Away from the parliament, Kabila is yet to move out of the presidential palace. Meanwhile, Tshisekedi is often met with indifference around the country. He will have to work hard to dislodge the status quo.
Ilunga’s appointment, however, could dent his efforts to prove that he is the man in charge. The new prime minister’s experience and expertise — he was once head of the Congo’s national rail network (SNCC) and is an economics professor at the University of Kinshasa — could potentially help Tshisedi even if his time at the helm of the SNCC was a failure. Whether or not Ilunga’s experience helps Tshisekedi depends on the choices he elects to make.
Key challenges to the presidency
Tshisekedi also needs to set out his agenda.
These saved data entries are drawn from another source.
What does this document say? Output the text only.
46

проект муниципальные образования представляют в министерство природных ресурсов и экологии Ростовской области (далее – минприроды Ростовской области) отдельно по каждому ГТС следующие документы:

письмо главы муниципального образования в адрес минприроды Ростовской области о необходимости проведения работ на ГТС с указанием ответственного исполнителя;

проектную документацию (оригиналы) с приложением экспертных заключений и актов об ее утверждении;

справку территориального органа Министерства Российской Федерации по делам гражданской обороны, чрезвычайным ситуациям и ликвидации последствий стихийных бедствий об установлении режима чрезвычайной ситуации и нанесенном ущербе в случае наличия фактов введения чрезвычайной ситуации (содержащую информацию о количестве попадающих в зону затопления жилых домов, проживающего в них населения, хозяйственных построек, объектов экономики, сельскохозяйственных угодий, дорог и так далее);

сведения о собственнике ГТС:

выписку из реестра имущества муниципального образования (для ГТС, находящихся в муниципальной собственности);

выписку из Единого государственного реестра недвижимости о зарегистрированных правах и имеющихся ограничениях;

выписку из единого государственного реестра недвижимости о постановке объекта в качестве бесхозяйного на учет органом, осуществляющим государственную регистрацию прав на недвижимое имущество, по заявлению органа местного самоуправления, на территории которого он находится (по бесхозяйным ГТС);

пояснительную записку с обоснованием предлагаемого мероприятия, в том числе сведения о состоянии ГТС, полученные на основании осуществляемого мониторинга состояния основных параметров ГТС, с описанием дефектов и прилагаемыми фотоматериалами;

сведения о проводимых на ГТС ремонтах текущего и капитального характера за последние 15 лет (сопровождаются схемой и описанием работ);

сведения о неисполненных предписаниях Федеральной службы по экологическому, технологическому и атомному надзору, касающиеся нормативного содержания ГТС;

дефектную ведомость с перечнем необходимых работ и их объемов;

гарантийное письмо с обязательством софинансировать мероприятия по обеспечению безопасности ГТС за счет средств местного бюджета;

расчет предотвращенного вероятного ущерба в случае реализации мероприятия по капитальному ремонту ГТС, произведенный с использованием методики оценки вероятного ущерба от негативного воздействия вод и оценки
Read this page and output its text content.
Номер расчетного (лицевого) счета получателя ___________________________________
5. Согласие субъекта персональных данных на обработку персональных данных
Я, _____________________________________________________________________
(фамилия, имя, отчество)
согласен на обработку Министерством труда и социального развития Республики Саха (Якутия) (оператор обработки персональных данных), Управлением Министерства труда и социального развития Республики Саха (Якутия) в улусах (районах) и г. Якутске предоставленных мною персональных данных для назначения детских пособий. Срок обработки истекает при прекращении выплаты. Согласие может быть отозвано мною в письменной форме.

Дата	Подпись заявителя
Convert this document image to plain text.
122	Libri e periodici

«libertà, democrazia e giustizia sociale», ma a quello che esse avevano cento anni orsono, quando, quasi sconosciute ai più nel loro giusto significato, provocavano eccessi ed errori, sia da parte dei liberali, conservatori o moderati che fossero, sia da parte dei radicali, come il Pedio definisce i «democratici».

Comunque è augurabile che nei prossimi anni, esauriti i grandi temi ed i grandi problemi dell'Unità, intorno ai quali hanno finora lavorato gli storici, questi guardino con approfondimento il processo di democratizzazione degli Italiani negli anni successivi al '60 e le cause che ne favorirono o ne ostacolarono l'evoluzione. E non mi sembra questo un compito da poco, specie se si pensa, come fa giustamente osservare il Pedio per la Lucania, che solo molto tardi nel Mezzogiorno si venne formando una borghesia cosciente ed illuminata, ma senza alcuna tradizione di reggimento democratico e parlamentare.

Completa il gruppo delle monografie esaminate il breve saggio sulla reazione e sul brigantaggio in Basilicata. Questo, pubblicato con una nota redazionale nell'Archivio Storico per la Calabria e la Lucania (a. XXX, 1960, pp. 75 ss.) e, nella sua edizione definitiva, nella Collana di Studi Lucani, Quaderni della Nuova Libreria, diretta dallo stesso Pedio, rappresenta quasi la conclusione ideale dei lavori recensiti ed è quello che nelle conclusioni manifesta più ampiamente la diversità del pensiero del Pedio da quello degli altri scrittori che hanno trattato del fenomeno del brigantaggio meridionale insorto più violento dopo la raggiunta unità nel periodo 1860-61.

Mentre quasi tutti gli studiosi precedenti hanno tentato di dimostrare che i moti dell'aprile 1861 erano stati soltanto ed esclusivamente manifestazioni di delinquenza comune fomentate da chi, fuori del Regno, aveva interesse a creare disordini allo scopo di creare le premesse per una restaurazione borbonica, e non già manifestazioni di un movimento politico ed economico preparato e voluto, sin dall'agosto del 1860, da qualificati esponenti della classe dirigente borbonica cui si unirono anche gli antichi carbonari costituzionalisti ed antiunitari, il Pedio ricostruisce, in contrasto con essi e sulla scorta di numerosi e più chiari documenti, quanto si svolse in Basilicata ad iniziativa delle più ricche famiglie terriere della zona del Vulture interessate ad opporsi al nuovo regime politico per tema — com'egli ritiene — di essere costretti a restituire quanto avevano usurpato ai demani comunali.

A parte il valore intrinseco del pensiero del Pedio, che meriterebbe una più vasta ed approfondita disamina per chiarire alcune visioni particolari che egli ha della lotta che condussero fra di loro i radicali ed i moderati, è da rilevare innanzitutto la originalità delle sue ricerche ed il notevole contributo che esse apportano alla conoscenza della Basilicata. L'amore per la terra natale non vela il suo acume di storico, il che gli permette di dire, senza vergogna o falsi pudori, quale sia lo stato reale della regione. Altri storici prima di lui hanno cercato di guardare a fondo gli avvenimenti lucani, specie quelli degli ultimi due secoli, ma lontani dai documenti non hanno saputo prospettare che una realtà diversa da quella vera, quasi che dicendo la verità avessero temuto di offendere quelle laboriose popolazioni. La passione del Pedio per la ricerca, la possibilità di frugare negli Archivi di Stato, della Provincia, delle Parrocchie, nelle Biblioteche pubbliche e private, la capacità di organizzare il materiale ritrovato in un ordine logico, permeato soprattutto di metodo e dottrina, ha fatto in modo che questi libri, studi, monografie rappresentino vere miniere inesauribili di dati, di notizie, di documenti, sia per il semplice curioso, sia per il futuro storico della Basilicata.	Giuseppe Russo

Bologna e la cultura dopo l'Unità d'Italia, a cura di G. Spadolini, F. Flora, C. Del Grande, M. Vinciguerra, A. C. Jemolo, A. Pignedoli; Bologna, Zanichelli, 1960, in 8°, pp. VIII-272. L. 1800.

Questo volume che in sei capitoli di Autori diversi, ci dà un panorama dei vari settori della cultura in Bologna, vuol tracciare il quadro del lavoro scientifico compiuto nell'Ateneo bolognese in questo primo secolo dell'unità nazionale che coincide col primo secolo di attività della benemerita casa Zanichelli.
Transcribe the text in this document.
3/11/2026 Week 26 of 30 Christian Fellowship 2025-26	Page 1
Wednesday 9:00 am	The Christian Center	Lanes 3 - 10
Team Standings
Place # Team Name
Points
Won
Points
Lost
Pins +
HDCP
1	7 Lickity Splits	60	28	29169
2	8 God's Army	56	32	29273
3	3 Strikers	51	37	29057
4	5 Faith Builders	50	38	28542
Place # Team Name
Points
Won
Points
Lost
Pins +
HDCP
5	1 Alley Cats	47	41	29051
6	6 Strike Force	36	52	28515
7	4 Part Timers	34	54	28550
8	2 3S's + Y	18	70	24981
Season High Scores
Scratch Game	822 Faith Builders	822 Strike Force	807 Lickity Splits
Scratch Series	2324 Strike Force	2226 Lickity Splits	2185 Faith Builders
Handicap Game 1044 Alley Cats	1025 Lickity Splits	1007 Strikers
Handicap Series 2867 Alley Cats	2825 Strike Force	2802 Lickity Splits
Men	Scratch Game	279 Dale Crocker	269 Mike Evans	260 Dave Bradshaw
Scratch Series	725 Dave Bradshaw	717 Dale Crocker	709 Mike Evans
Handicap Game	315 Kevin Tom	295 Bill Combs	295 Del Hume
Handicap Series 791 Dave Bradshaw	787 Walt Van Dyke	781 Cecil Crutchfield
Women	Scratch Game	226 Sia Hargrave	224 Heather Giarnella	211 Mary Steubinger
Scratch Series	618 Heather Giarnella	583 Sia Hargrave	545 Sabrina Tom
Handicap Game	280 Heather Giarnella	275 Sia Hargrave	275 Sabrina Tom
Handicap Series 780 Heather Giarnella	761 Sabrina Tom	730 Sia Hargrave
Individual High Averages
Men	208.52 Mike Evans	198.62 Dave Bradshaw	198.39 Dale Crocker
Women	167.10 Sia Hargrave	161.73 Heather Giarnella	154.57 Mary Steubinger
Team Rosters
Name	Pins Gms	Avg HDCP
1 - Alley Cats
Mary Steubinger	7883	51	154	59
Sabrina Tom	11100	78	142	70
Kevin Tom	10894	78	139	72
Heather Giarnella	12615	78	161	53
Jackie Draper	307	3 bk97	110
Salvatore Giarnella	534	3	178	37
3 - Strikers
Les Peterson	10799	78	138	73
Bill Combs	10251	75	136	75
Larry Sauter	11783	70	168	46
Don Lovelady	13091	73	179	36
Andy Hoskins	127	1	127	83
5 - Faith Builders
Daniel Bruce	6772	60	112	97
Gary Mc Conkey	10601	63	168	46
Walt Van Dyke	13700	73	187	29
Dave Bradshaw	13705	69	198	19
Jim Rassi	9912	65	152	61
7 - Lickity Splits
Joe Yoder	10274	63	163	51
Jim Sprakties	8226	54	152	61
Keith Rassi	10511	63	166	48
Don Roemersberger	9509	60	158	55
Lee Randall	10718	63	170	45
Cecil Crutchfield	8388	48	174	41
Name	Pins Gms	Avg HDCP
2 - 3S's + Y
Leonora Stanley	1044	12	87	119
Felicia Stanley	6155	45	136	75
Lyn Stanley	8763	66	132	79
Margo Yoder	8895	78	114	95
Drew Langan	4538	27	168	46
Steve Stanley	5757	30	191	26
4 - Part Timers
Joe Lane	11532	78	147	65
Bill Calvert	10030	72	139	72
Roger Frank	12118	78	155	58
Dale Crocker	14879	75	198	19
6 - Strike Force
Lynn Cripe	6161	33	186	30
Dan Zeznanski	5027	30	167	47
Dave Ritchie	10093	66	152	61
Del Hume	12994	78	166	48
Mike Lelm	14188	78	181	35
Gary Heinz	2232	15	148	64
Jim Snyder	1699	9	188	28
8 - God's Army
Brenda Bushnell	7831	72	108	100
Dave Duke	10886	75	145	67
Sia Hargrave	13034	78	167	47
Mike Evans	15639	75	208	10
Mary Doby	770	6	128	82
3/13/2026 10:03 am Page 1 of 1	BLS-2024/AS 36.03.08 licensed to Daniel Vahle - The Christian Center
There are a number of challenges he will have to tackle head on.
The first thing he will have to deal with is the continued violence in north-eastern Congo. During the campaign he promised to reestablish law and order, but he may not be able to do so given the violence.
The Ebola outbreak in north-eastern Congo poses another challenge. The disease has already claimed hundreds of lives and efforts to control its spread have been compromised by political instability and attacks on treatment centres.
While Tshisekedi must appear to be in control of the outbreak it is clear that most of the responsibility to manage the disease will fall to the UN. This means that he will have to work with the world body despite its unpopularity among the locals. The UN is unpopular because it has failed to contain the recent spate of killings in northeastern Congo.
He will also have to tackle the DRC’s poverty problem. Poverty is widespread in the DRC despite the country having a great deal of mineral wealth. Foreign miners are heavily taxed but this revenue has done little to raise standards of living for ordinary Congolese. Although the World Bank has stated that poverty is decreasing in the vast central African country, it is far from alleviated. It’s claimed that 80% of the DRC’s 77 million people live in extreme poverty.
The DRC collects less taxes than the majority of African nations. This means that Tshisekedi’s administration will remain reliant on donors to support Congo’s impoverished population for years to come.
In addition, Tshikedi will have to come to terms with the looming spectre of former presidential hopeful Martin Fayulu who still believes he won the presidential election.
Soon after his swearing-in Tshisekedi launched a charm offensive to woo world leaders. His aim was to create multilateral partnerships to reinforce his grip on power. He met with several African heads of state including those of the Republic of Congo, Kenya, Uganda, Rwanda, Angola and Namibia.
His most critical meeting was with French Foreign Minister Jean-Yves Le Driani. The two men agreed to strengthen bilateral ties between France and the DRC. France agreed to train high-ranking officers in the Congolese army. Military strength is clearly a priority for the new president.
The economy must be too. Tshisekedi must send a clear message that the country is stable and open for business despite initial questions around the conduct of the presidential election.
Despite his shaky start, Tshisekedi has parts of Africa, France and the US on his side. It remains to be seen whether these allies will give him enough support to survive his first term in office.